The common method for continuity correction is to take the number of wins and add 2; while taking the number of games played and adding 4. For the Nationals versus Reds scenario, the adjusted probability moves from 0 for 5 to 2 for 9. Hence the adjusted probability for the Nationals defeating the Reds is .222 instead of .000.
4. Simulate Using a Markov Process
To simulate the possible outcomes of the 239 games, we take each game and identify the probability of each team winning. For a game between the Nationals and Reds, the Nationals have a 22.22% chance of winning while the Reds have a 77.78% chance of winning. We then draw a uniform random number between 0 and 1 and compare this number to .222. If the number is smaller than .222, the Nationals win the game. Otherwise the Reds win the game.
We perform this for all 239 games and obtain a sampled final standings. Now, this is only one simulation from the Googol many possible outcomes. So let’s take 10,000,000 repetitions. Each of the ten million results gives us 6 division winners and 4 wild cards each time. We count the number of division wins for each team and divide by ten million to obtain an estimated probability of winning the division. We do this similarly for estimating the probability of being a wild card. This process is quite straightforward and is simple to implement. This process takes approximately an hour to compute on a commodity piece of hardware.

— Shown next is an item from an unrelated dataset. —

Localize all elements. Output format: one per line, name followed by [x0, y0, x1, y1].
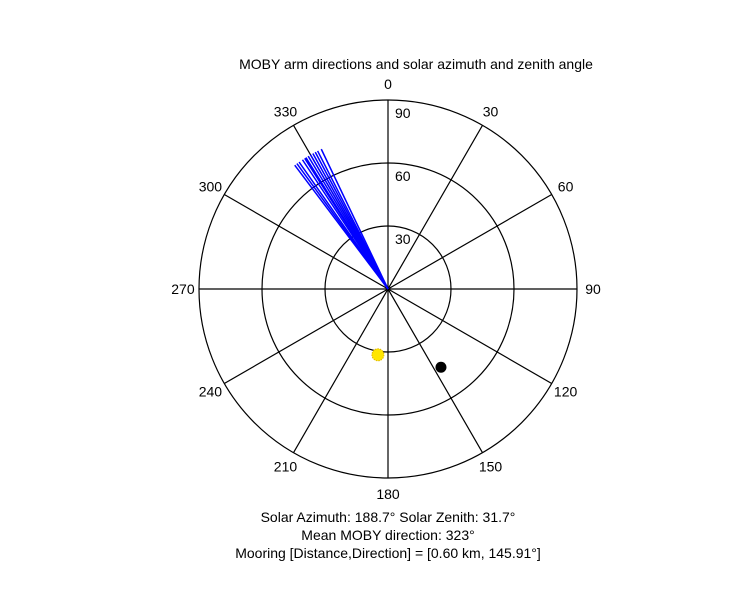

5. Compute the Average Final Standings
We compute the simulated final standing to be the average number of wins for each team, rounded to the closest number, added to the current standings. In this case, we obtain an expected final standings with an associated expected playoff seeding.
For our expected results, we have a playoff scenario of Houston-New York and Pittsburgh-Chicago wild cards; with the winners playing Kansas City and St. Louis, respectively. The other expected playoff match-ups are Toronto-Texas and New York – Los Angeles (Mets-Dodgers). These results are the eventual predicted outcomes, but they do not give probabilities for each team of making the playoffs.
6. Identify the Simulated Probabilities of Making the Playoffs
To estimate the probability for each team making the playoffs, we look at the simulated final standings for each of the ten million simulations. For instance, the Toronto Blue Jays had 8,240,821 instances of winning the American League East. The New York Yankees had 1,759,179 instances of winning. Despite none of the teams being eliminated from the playoffs mathematically, there were no instances of the Baltimore Orioles, Tampa Bay Rays, and Boston Red Sox winning the division. This leads to Toronto having a 82.41% chance of winning the division.
There’s a simple six step method for developing a simple algorithm to estimate probabilities for each team making the playoffs. Let’s compare our results with ESPN’s listing as of tonight.
As we can see, our probabilities are fairly close, with an exception between the Houston Astros and Minnesota Twins. Our discrepancy is relatively obvious: The Angels play six of their remaining 16 games against the Athletics and Mariners, both teams that are below .500. In our system, the Angels have a .550 probability of winning those games. The Angels also have a losing record, most likely pushing us to expect an extra loss or two, against the Astros.
Get ready for an exciting October as the playoff teams are almost set with less than three weeks to go. Maybe we will see the Minnesota Twins or the Los Angeles Angels channel their inner-2007 Rockies and storm into the playoffs.